Premier numéro du Yacht
Premier numéro du Yacht

Fort de ses premiers succès lors des régates d'Argenteuil, Caillebotte fait construire en 1880 Inès, un clipper de 36 pieds destiné à la compétition en mer, notamment sur les côtes de Normandie. Rapidement, il se tourne vers une unité plus maniable pour les plans d'eau intérieurs : un clipper de 27 pieds baptisé Condor. Ce voilier deviendra son bateau de prédilection pour les régates sur la Seine. Au total, Caillebotte possédera 32 bateaux au cours de sa vie, dont il dessinera lui-même les plans pour 22 d'entre eux.

Gustave Caillebotte à sa table à dessin d'architecte naval, vers 1891-1892
Gustave Caillebotte à sa table à dessin d'architecte naval, vers 1891-1892

Il ira jusqu'à racheter le chantier naval Luce, affirmant par cette acte son rôle d'acteur central de la plaisance naissante. Cette dimension, souvent éclipsée par sa renommée de peintre, est d'ailleurs détaillée par l'historien Daniel Charles dans son ouvrage ''Le mystère Caillebotte : L'œuvre architecturale de Gustave Caillebotte, peintre impressionniste, jardinier, philatéliste et régatier'' (1994). L'auteur y éclaire notamment la rigueur technique et la modernité de Caillebotte dans ses projets nautiques.
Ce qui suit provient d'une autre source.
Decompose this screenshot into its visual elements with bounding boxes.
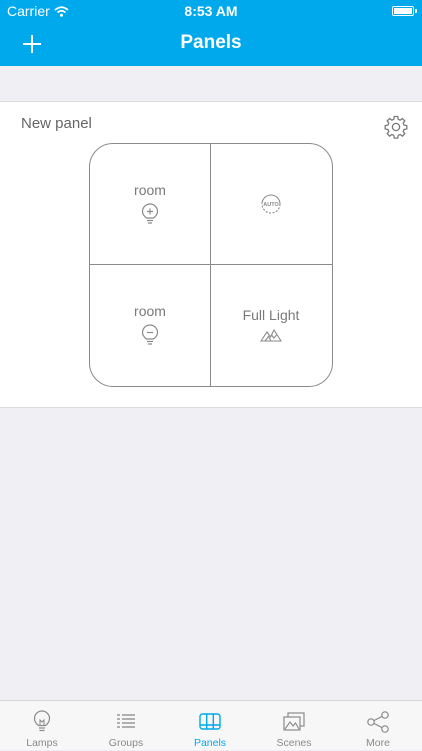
tab-label: Groups xyxy=(108,737,144,749)
panel-card: New panel room AUTO room Full Light xyxy=(0,101,422,408)
panels-icon xyxy=(199,713,221,730)
tab-lamps[interactable]: Lamps xyxy=(0,701,84,751)
status-bar: Carrier 8:53 AM xyxy=(0,0,422,22)
clock: 8:53 AM xyxy=(184,3,238,19)
panel-cell-room-brighten[interactable]: room xyxy=(90,144,210,264)
lamp-icon xyxy=(33,710,51,732)
gear-icon xyxy=(384,115,408,139)
panel-cell-room-dim[interactable]: room xyxy=(90,265,210,385)
battery-icon xyxy=(392,6,417,16)
panel-settings-button[interactable] xyxy=(384,115,408,139)
auto-icon-label: AUTO xyxy=(263,202,279,208)
cell-label: Full Light xyxy=(242,307,300,323)
tab-panels[interactable]: Panels xyxy=(168,701,252,751)
panel-cell-auto[interactable]: AUTO xyxy=(211,144,331,264)
tab-label: Panels xyxy=(193,737,227,749)
panel-grid: room AUTO room Full Light xyxy=(89,143,333,387)
mountains-icon xyxy=(260,328,282,342)
tab-scenes[interactable]: Scenes xyxy=(252,701,336,751)
scenes-icon xyxy=(283,712,305,731)
tab-groups[interactable]: Groups xyxy=(84,701,168,751)
cell-label: room xyxy=(134,182,166,198)
tab-label: Scenes xyxy=(276,737,312,749)
share-icon xyxy=(367,711,389,733)
auto-icon: AUTO xyxy=(261,194,281,214)
groups-icon xyxy=(117,714,135,728)
panel-name: New panel xyxy=(21,115,92,132)
nav-bar: Panels xyxy=(0,22,422,66)
top-bar: Carrier 8:53 AM Panels xyxy=(0,0,422,66)
tab-more[interactable]: More xyxy=(336,701,420,751)
tab-bar: Lamps Groups Panels Scenes More xyxy=(0,700,422,750)
bulb-plus-icon xyxy=(141,203,159,224)
page-title: Panels xyxy=(180,32,242,53)
tab-label: More xyxy=(366,737,390,749)
tab-label: Lamps xyxy=(26,737,58,749)
bulb-minus-icon xyxy=(141,324,159,345)
cell-label: room xyxy=(134,303,166,319)
panel-cell-full-light[interactable]: Full Light xyxy=(211,265,331,385)
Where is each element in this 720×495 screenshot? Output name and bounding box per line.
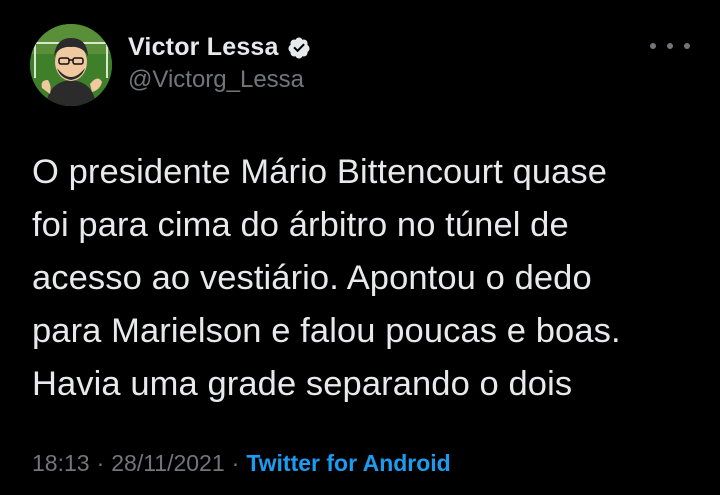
verified-badge-icon [288,37,310,58]
avatar-illustration [30,24,112,106]
dot [667,43,673,49]
dot [684,43,690,49]
author-name-row: Victor Lessa [128,33,311,62]
tweet-time[interactable]: 18:13 [32,450,90,477]
author-display-name[interactable]: Victor Lessa [128,33,279,62]
author-handle[interactable]: @Victorg_Lessa [128,66,304,94]
meta-separator: · [231,450,240,476]
more-options-icon[interactable] [650,36,690,56]
tweet-date[interactable]: 28/11/2021 [111,450,224,477]
tweet-text: O presidente Mário Bittencourt quase foi… [32,153,621,403]
tweet-card: Victor Lessa @Victorg_Lessa O presidente… [0,0,720,495]
tweet-source-link[interactable]: Twitter for Android [246,450,450,477]
tweet-meta: 18:13 · 28/11/2021 · Twitter for Android [32,450,451,477]
dot [650,43,656,49]
avatar[interactable] [30,24,112,106]
meta-separator: · [96,450,105,476]
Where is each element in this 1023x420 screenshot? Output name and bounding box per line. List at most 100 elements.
L'héritage nautique dans l'art impressionniste

L'intérêt de Signac et Caillebotte pour la mer dépasse l'anecdote biographique. Tous deux ont intégré la voile à leur quotidien d'artiste. Ils ne peignent pas des scènes de bord de mer pour la beauté du geste, mais parce que ce monde est le leur. Ils connaissent la tension d'un foc mal bordé, les reflets sur l'eau juste avant la bascule du vent, le roulis d'un mouillage mal abrité. Cette double expertise, artistique et nautique, confère à leurs œuvres une justesse rare. Chez Signac, les ports vibrent de lumière mais aussi de manœuvres.

Entrée du port de la Rochelle, Paul Signac, 1921
Entrée du port de la Rochelle, Paul Signac, 1921

Chez Caillebotte, la rivière devient une piste de régate où chaque détail technique trouve sa place.

Canotiers ramant sur l'Yerres, Gustave Caillebotte 1877
Canotiers ramant sur l'Yerres, Gustave Caillebotte 1877

Ensemble ils ont tracé, pour ainsi dire, une ligne de flottaison entre deux mondes : celui des artistes et celui des navigateurs.